2014: Why hasn't Berkshire made more foreign investments?
GREGG WARREN: Thank you, Warren.
You’ve been pretty explicit about your acquisition criteria over the years, and some years ago, perhaps around the time of the ISCAR deal, you mentioned at one of the annual meetings that a concerted effort was being made to make non-U.S. companies more aware of Berkshire’s positive attributes as a preferred acquirer.
Yet, despite the higher proportion of large family-owned businesses in places like Europe and the fact that over half of the world’s listed market cap currently comes from outside of the U.S., Berkshire has deployed very little capital outside of the U.S. with just ISCAR, and more recently AltaLink, coming to mind.
Is the U.S. truly that much more attractive a destination for capital, or is there some other reason why the firm has not deployed serious capital outside of the region?
WARREN BUFFETT: Yeah, no, we’ve never turned down a chance to make a significant acquisition outside the United States because of any feeling we’d much rather be doing something in the United States. We just — you know, you mentioned the Alberta deal.
But we have not had as much luck getting on the radar screen of owners around the world as we have in the United States.
Our best bet, by far, in buying a business is to buy it from the family of a founder or the founder himself or herself. So we’ve, you know, that’s our strong suit, and in the United States I think almost anybody that fits in that category with a business of size thinks of us. And a fair number would prefer us.
I don’t think that same — I think there’s some recognition outside the U.S. Certainly when we heard from ISCAR, that was in 2006, Eitan Wertheimer said, he wrote me a letter, I’d never heard of him before, I’d never heard of the company. And he said the family had thought about it, and we were the only company to which they wanted to sell, and if they didn’t sell it to us, they weren’t going to sell it.
So, there’s some awareness. But I’ve been a little disappointed in that we haven’t had better luck outside the country. And we’ll keep working at it and see what happens.
Incidentally, I just talked to Jacob Harpaz, who does an incredible job of running ISCAR. I talked to him yesterday when I was touring the exhibition hall.
They set a new record in April. Now, that won’t be the last new record they set. But that may have some slight meaning, in terms of how world business is doing, because they sell, you know, these tiny little cutting tools, and so on, that go into basic industry all over the world.
And people don’t buy those because they — you know, they’re going look pretty in their offices or anything else, they buy them because they’re using them up. And, it was a record in April. March had been extremely good, too. So they are seeing strength in the business that certainly would make it hard to believe there’s weakness going on throughout the industrial world.

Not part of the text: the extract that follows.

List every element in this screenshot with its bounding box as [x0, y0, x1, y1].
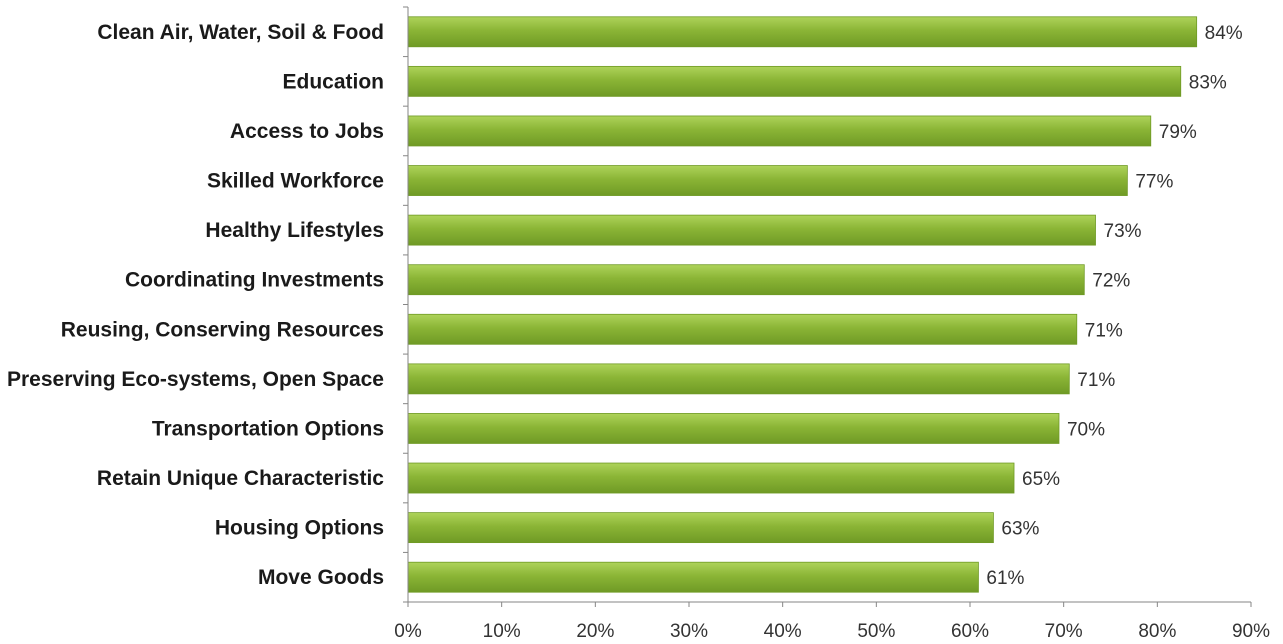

ISCAR’s been a wonderful company for us. The people have been sensational. The business is extraordinary. It just is — it fits us so well that I just wish I could find a few more like it out there.
But this year, aside from the one we announced yesterday, we have not been contacted by any significant ones that made sense. We have heard from people over the last five years, I mean, we’ve — fair number. But nothing that really makes sense. But we’ll keep trying.